Now we're getting ready to move, and somehow the bin is full to overflowing every week (often with stuff left over for the next week) - and that doesn't include items we're not shipping, because everything that isn't broken past mending is going in the estate sale. Where is it coming from?

Well, for a start, recycling has gone out of the window with showing the house, because we don't have a kerbside service, and we can no longer store bags of rubbish in the side room until we get time to drag it off to the blue bins across town. Ditto composting for similar aesthetic reasons. Piles of paper and cardboard that wait around for cold days, when they warm us up via the woodburning stove. Years of garden rubbish dotted here and there over 1 1/2 acres, now slowly making its way to landfill. Scraps of this and that you keep just because you don't feel like throwing them out yet (half pieces of paper only scribbled on one side, stuff for 'crafts', the pens that don't work and the pencils that break every time you try to sharpen them). Anything that is beyond mending, but we've been hanging on to in some belief that we'll wake up one day knowing how to fix it. Using up everything in the store cupboard, including all those 'emergency' prepackaged foods (as long as they're reasonably in date). And all the stuff that brownies must be delivering during the night, because I can't see how else it can be this dire.

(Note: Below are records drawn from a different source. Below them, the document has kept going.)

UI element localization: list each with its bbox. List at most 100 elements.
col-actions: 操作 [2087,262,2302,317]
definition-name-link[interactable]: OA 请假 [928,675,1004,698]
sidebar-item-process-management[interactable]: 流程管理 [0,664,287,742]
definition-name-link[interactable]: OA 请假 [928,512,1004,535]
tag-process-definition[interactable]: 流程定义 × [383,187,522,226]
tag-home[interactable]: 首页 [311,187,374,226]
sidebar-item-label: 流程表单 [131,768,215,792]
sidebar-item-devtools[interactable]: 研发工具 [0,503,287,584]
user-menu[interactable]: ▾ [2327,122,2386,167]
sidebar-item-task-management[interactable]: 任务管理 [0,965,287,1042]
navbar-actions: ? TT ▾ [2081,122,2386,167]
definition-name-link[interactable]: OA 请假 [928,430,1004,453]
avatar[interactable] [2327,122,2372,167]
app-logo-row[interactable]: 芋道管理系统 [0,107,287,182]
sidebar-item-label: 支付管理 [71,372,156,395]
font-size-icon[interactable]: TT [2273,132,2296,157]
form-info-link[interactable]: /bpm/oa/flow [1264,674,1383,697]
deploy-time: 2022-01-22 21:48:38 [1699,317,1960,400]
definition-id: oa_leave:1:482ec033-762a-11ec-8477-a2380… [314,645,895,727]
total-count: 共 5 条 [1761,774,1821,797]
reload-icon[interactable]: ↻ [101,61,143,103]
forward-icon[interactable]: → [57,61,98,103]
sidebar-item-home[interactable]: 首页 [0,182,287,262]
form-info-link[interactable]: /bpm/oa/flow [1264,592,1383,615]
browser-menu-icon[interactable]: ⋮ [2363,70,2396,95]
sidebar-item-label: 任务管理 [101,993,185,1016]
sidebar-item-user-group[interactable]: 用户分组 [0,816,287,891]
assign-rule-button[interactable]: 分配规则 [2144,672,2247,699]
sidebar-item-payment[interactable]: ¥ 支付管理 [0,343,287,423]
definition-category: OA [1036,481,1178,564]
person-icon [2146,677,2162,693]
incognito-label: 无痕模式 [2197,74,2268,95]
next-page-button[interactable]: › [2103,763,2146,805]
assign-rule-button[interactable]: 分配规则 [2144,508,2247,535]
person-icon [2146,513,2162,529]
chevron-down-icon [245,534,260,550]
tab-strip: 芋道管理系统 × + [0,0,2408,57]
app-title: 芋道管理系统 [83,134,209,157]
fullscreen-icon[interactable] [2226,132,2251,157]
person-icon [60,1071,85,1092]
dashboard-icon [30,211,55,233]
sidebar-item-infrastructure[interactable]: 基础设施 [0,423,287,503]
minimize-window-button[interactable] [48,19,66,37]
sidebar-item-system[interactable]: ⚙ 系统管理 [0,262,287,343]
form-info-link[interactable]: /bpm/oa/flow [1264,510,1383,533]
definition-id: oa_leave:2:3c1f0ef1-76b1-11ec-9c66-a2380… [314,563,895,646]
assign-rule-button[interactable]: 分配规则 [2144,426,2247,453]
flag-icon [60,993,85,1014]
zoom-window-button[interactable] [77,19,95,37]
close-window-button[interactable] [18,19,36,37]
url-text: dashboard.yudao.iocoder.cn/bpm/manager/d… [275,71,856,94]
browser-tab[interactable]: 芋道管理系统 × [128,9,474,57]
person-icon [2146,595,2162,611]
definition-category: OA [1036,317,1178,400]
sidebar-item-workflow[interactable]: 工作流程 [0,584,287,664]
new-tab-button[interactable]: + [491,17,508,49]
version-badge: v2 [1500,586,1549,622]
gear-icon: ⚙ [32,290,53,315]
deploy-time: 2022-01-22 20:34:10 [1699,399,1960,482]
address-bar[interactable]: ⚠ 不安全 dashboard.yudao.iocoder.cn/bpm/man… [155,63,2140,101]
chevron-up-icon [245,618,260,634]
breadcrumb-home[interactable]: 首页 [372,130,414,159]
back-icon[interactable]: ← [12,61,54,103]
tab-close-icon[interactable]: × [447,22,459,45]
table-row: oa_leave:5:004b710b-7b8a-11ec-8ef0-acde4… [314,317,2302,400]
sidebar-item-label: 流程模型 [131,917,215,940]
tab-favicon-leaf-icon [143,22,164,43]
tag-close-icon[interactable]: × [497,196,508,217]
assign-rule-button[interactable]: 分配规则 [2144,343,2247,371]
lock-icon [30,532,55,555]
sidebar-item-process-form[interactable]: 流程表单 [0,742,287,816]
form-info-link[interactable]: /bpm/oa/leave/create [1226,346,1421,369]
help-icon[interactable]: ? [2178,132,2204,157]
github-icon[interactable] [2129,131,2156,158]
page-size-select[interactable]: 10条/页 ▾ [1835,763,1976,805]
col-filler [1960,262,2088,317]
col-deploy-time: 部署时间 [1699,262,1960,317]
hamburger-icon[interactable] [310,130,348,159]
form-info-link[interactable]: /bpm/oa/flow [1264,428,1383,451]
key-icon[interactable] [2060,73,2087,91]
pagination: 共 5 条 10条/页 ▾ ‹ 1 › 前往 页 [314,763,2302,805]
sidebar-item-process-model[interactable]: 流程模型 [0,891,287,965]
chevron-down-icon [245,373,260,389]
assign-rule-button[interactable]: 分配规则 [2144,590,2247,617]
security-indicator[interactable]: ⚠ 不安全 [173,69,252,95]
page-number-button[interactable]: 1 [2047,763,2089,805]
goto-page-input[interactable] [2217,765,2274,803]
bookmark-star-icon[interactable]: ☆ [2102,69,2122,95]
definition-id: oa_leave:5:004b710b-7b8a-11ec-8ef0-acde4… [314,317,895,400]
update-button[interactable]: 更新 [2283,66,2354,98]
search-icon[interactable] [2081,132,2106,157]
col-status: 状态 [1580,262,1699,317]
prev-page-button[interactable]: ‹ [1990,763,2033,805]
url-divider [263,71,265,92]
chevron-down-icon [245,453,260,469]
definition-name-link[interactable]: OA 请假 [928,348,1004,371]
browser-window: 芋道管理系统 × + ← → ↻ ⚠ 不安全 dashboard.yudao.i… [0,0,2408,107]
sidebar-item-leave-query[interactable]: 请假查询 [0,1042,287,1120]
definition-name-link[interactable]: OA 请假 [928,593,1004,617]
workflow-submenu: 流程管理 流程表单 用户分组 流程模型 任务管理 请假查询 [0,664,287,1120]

My only consolation is that we're at least consuming less new stuff while we wait to move. And it's reassuring to know that if a zombie apocalypse had come to Starkville, MS, we would have been in good shape for a while. But most of all, I've got a steel-hard resolution not to accumulate stuff in our new home (it'll be half the size, so that'll help) so that I never have to look at my life again and see all that rubbish.